For awhile now, I've been pondering the fact that we are in an age where purchasing an entire album from any given artist is becoming unusual, and the norm is simply downloading the "hit" single. First of all, how does one even know what the "hit" single is, especially with radio becoming more and more insignificant? I assume that the Billboard rankings are determined by the number of downloads a song has (I assume they are just counting legal downloads), but when artist X releases their album, without a DJ, VJ or whoever spinning a certain track, how does the single-buying public know which is the good tune? And, for we fans of the LP (or CD for the middle-agers out there), what becomes of all the other songs that make up the album? Since only the single is downloaded, why even put out an album at all?
(Come On was the flip-side of Joe Jackson's It's Different For Girls.

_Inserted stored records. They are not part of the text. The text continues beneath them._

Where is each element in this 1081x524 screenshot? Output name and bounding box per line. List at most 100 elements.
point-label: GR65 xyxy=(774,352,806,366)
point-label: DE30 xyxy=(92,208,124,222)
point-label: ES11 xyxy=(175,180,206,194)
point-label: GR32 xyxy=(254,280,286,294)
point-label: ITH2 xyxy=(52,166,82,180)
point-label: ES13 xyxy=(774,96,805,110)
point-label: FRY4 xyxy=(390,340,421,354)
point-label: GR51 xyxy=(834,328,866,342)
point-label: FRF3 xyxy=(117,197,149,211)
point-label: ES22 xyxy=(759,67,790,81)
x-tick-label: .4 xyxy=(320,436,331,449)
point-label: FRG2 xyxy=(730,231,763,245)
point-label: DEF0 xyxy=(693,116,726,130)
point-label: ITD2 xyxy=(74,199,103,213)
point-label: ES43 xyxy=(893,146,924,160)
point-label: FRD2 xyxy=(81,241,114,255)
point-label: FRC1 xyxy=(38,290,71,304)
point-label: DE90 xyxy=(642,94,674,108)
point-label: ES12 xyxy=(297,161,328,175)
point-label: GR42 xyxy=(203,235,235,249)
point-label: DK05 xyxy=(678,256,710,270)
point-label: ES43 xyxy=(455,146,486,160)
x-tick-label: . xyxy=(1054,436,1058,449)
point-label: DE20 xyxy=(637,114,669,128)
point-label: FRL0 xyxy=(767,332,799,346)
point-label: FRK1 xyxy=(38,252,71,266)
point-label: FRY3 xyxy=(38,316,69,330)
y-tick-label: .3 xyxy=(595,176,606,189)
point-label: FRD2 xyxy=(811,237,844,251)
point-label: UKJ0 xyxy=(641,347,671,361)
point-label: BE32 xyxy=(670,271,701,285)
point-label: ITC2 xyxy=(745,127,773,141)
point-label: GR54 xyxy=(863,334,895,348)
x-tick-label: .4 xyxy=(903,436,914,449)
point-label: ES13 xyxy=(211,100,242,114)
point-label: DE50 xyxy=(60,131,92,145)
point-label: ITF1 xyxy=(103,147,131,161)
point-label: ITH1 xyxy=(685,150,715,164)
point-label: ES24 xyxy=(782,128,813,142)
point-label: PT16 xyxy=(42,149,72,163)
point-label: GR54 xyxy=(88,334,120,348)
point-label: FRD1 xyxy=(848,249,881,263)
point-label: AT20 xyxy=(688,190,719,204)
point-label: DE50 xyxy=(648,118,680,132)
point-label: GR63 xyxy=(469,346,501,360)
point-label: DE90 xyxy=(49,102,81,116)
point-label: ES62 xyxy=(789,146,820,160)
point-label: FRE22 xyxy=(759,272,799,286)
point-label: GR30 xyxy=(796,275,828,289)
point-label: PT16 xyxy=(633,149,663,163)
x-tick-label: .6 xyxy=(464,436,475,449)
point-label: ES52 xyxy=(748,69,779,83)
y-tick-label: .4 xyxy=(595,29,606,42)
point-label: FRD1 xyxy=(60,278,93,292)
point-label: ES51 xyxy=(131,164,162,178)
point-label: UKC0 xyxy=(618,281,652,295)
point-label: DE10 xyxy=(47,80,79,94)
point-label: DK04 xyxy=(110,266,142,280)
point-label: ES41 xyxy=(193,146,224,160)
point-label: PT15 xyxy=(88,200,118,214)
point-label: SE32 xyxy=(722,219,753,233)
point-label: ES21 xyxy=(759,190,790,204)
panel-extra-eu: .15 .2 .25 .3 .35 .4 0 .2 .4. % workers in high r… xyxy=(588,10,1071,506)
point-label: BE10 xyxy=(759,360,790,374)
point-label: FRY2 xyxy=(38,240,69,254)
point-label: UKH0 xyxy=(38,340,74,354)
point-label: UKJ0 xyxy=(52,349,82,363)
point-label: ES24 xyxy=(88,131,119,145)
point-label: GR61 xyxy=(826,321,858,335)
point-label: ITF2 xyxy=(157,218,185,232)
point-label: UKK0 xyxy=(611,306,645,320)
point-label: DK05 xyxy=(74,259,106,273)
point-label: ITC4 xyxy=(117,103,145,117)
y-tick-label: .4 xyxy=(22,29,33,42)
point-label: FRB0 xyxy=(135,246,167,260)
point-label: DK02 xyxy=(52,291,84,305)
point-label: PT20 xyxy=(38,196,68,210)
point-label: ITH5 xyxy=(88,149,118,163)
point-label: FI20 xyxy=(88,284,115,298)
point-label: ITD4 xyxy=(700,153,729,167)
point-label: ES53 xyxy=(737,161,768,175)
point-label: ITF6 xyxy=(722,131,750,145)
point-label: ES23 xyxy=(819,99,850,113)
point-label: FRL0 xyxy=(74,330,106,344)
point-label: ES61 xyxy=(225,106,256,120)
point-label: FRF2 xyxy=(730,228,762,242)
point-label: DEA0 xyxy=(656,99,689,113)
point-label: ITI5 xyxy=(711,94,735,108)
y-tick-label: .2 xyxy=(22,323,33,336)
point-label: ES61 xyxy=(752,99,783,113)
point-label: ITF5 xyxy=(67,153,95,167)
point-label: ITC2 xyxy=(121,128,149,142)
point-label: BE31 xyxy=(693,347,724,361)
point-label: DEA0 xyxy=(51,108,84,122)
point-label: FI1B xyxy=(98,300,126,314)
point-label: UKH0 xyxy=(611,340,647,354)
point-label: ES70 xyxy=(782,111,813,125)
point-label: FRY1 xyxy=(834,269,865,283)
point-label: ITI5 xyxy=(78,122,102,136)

A live track, Jackson's cover of Come On rocked and was in heavy rotation for my friends and me.) |
In the beginning of the CD transition, many of the reissues of back catalogues consisted solely of the tracks contained on the original LP release. It wasn't until the reissue of the CD (which, remember, was itself a reissue of the LP) where, in an effort to entice the record/CD buying public to purchase said album yet again, the "new" CD would come with "bonus tracks," which, often, were those "throwaway" B-sides we obsessive collectors salivated over. Some artists continued to release CD singles, which included an extra song or two, the CD version of the B-side. Pearl Jam, Oasis, U2, to name a few, kept the avid collector gene alive.
(Dylan's Biograph was among the first Box Sets and had a handful of unreleased tracks making it a must have.) |
But generally the reissue CD, and to an even greater extent, the advent of the Box Set [which often not only includes B-sides but also the holy grail of holy grails to fanatic music collectors…unreleased tracks(!)] turns out to be something of a double-edged sword. Yes, it makes collecting a particular artist's entire catalog amazingly easy; but there in lies the rub. The thrill of the chase is gone.
Sure, true collectors still want the actual physical 45, but the reason for the search to begin with, owning and listening to the rare Led Zeppelin song, is now nothing special. Back in the day, your cachet in High School would be raised exponentially, even with the girls(!), if you had the 45 of Immigrant Song, which I did not, alas. (That cachet inflation, particularly from the girls, didn't apply to having a copy of The Beatles' Lady Madonna, which had the illusive The Inner Light as it's B-side. That one I did have.)
But now, if one so desires, B-sides and "rarities" can be had with a click. With the download generation, B-sides and "rarities" pretty much become things of the past. And with the pattern being the downloading of specific songs rather than entire albums, maybe the album itself is becoming a thing of the past.
But who knows?
One such flip side, which we listened to quite a bit, was from the band The Police. Guitarist Andy Summers often had his--shall we say, unusual--songs relegated to the B-side, and that was the case with his song Friends, the flip side of Don't Stand So Close Yo Me.